Belfast Telegraph

Cheating Ulster doctor on £10k a week fined £230k for tax-dodge scam

By Michael Donnelly

One of Northern Ireland's leading medical specialists has been fined £230,000 for cheating the taxman out of almost half-a-million pounds.

Mr Justice Weir told Dr Francis Gerard D'Arcy that if he and his wife had not had medical conditions, he would have sent him to prison.

Instead, the tax-dodging doctor - who specialised in deafness claims brought by police officers and soldiers - walked free from court with a two-year suspended sentence.

D'Arcy - who was raking in up to £10,000 a week - now faces going before the General Medical Council for further sanction.

Over a four-year period, the 73-year-old fraudster used the accounts of his children to hide hundreds of thousands of pounds from the taxman.

Mr Justice Weir said that while Dr D'Arcy's crimes might have seemed clever to him, they were avaricious and stupid as he was bound to be ultimately caught.

The Belfast Crown Court judge said D'Arcy's use of his children's accounts - two live in the Republic and two in Australia - had affectively allowed for the money to be laundered.

The children were all doctors by profession.

The funds came from cashed uncrossed cheques that D'Arcy, from the Malone Road in south Belfast, had obtained from solicitors.

Last month D'Arcy - once a top NHS ear, nose and throat specialist - pleaded guilty to four counts of cheating the public revenue between 2008 and 2012 while acting as a private ear specialist consultant working on hundreds of deafness claims.

D'Arcy has since settled his bill with HM Revenue and Customs.

At the March hearing, prosecution counsel Liam McCollum QC said the former surgeon had moved into private work after retiring, providing legal reports for civil actions in the courts, and seeing 35 to 40 patients per week, receiving on average around £250 for each patient.

During the four years he carried out this work, D'Arcy had failed to file any tax returns on his work with private clients at his practice and said that the total amount of tax evaded was "just under £500,000''.

"When the matter was investigated, it was clear he did not keep proper accounts or records for this period of his income. During interviews with police, he admitted in accepting uncrossed cheques from others," the QC said.

The court has heard how D'Arcy would ring up solicitors he acted for in deafness claims and ask them to re-issue him with uncrossed cheques for his services.

Mr McCollum said the aggravating factor in the case was that the cheques were made out to 'Dr D'Arcy' and the cheques would then be paid into his four children's accounts.

Asked by the judge if D'Arcy's offending was through maladministration or if it was a deliberate act, the prosecutor replied: "He has pleaded guilty to cheating the public revenue.

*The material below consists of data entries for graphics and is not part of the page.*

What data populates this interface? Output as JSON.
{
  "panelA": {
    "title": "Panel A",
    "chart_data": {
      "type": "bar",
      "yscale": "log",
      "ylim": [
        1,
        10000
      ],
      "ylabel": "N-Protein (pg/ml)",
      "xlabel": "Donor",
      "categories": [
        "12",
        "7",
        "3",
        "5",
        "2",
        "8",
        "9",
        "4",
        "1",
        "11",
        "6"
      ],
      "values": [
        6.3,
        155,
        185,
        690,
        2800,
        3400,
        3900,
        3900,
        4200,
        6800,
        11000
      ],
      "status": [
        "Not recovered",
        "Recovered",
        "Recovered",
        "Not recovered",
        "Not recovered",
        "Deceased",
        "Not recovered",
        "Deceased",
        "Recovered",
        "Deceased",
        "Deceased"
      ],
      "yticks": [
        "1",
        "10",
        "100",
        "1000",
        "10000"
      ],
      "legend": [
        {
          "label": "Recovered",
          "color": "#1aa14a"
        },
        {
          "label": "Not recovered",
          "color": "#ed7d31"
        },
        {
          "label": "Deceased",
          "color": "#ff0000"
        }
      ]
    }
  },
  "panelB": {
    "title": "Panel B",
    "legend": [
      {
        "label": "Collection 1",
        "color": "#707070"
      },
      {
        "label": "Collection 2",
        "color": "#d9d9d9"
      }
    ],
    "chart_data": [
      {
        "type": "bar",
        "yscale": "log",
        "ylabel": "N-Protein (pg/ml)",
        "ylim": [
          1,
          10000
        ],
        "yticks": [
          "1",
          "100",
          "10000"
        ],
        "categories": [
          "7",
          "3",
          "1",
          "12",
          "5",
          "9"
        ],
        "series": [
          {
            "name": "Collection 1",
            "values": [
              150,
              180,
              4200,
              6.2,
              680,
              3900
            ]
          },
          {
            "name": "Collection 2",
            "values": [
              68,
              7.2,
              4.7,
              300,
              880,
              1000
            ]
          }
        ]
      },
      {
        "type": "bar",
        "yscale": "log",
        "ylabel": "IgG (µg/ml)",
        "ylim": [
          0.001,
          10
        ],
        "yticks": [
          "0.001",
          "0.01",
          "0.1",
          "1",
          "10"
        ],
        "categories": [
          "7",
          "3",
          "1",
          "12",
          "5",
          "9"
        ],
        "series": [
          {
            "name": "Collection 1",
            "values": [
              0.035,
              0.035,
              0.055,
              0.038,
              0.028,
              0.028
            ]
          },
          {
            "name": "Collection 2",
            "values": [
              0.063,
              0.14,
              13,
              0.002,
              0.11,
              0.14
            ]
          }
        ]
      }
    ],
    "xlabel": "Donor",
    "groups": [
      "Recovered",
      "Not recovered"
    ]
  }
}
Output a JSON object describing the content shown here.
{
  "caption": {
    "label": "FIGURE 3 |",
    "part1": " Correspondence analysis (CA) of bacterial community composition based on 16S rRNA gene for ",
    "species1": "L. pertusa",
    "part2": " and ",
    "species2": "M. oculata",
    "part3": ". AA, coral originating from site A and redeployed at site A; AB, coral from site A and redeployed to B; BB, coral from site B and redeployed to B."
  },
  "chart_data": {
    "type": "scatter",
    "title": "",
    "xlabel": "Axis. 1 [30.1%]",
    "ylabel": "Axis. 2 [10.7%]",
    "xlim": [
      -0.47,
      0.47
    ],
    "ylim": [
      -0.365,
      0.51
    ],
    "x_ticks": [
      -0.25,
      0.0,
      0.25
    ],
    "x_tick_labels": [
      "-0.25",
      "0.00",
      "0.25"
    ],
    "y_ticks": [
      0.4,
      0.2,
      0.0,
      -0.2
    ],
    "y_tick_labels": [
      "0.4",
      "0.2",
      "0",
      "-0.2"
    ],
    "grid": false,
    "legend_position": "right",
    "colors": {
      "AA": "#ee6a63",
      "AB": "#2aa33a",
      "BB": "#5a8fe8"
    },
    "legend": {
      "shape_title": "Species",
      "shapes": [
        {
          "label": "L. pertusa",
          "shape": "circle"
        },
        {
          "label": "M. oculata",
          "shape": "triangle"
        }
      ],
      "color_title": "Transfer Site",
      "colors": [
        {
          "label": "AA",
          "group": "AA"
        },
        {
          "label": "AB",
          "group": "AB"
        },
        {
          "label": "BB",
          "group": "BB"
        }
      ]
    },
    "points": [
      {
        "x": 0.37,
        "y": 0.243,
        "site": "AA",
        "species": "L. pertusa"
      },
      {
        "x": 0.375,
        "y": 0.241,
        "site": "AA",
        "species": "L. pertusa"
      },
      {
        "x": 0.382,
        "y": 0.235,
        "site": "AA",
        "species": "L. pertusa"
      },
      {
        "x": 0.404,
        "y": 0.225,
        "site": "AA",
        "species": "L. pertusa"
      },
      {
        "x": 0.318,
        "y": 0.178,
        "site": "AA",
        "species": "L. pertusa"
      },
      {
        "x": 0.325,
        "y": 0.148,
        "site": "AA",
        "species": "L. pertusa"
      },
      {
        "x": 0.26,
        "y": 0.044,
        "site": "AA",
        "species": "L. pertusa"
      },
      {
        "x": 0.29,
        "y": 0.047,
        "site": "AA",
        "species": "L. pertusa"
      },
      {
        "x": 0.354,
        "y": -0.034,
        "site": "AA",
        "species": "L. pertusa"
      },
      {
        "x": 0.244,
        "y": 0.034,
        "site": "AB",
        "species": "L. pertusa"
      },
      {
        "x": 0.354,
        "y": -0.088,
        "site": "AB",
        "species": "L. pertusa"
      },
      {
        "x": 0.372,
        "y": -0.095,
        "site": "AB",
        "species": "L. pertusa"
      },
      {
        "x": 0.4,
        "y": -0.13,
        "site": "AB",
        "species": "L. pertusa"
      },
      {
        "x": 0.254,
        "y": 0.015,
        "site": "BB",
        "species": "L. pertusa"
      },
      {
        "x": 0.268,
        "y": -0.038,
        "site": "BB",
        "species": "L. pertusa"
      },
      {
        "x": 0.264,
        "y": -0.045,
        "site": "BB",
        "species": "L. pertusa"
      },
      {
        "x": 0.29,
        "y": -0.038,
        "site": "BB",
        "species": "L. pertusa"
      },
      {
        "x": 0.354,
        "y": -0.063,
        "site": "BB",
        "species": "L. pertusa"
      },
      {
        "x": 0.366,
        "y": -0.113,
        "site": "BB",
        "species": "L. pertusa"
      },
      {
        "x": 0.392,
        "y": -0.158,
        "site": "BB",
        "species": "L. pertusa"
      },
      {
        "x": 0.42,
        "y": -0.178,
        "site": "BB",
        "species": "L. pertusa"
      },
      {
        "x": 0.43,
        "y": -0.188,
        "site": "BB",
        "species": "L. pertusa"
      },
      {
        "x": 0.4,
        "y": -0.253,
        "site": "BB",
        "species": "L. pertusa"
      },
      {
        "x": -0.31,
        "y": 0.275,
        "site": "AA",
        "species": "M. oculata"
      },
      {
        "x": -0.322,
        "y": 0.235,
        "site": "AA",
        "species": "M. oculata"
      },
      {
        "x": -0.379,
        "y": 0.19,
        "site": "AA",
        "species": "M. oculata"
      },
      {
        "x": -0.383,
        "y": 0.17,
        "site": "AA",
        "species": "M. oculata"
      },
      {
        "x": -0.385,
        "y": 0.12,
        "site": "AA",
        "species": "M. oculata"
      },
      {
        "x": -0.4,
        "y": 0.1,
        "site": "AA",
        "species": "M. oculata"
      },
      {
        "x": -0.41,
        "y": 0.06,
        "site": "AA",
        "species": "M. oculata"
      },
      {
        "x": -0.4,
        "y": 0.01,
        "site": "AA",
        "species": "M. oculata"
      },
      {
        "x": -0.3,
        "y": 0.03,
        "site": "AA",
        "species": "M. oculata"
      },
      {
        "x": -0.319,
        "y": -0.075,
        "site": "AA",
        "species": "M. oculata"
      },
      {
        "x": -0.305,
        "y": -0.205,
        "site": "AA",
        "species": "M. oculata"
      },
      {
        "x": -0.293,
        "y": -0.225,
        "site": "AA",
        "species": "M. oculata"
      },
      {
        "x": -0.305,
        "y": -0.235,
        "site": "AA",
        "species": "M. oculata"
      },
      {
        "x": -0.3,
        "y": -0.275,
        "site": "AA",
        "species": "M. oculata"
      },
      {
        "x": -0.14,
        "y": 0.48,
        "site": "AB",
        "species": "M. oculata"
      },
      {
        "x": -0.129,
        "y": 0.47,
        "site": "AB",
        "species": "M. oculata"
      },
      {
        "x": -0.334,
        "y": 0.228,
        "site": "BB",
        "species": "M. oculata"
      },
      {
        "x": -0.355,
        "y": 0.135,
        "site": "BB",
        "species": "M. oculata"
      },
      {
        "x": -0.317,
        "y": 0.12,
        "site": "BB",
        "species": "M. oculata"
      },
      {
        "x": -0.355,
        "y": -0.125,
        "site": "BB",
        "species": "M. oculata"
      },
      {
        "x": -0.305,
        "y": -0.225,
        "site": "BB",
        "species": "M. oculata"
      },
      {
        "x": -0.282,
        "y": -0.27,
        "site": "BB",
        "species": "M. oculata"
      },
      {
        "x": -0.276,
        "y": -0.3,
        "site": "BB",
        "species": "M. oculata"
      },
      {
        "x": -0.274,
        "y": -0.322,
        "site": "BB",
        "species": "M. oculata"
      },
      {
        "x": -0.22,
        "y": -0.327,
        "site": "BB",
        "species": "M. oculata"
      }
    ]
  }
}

"If it was simply a matter of maladministration, it would have been a civil action. However, there is nothing wrong with putting money into your children's accounts.''

Mr Justice Weir said that it was "incapable of belief'' that D'Arcy's offending was down to "maladministration'', saying that all the consultant had to do was to lodge the cheque into his bank at Finaghy crossroads in south Belfast and put the letter from the solicitor into a cardboard box.

"A cardboard box is not hard to get. And at the end of the tax year, he can either do his returns himself or give the cardboard box over to an accountant,'' added the judge.

However, said Mr Justice Weir, this would have meant Dr D'Arcy revealing the large sums he was really earning.

Mr McCollum QC said all the money had been repaid in full, including interest and penalties.

D'Arcy was also ordered to hand over £5,800 for the costs of his prosecution.

Defence counsel Frank O'Donoghue QC said D'Arcy had an "exemplary medical career'' spanning over 30 years in the NHS, had given a "lifetime of public service'' and had never faced any complaints about his work prior to this case.

The QC said D'Arcy's offending was down to his maladministration due to his "chaotic" filing system and said he did not have the "administrative or organisational skills" to keep proper records.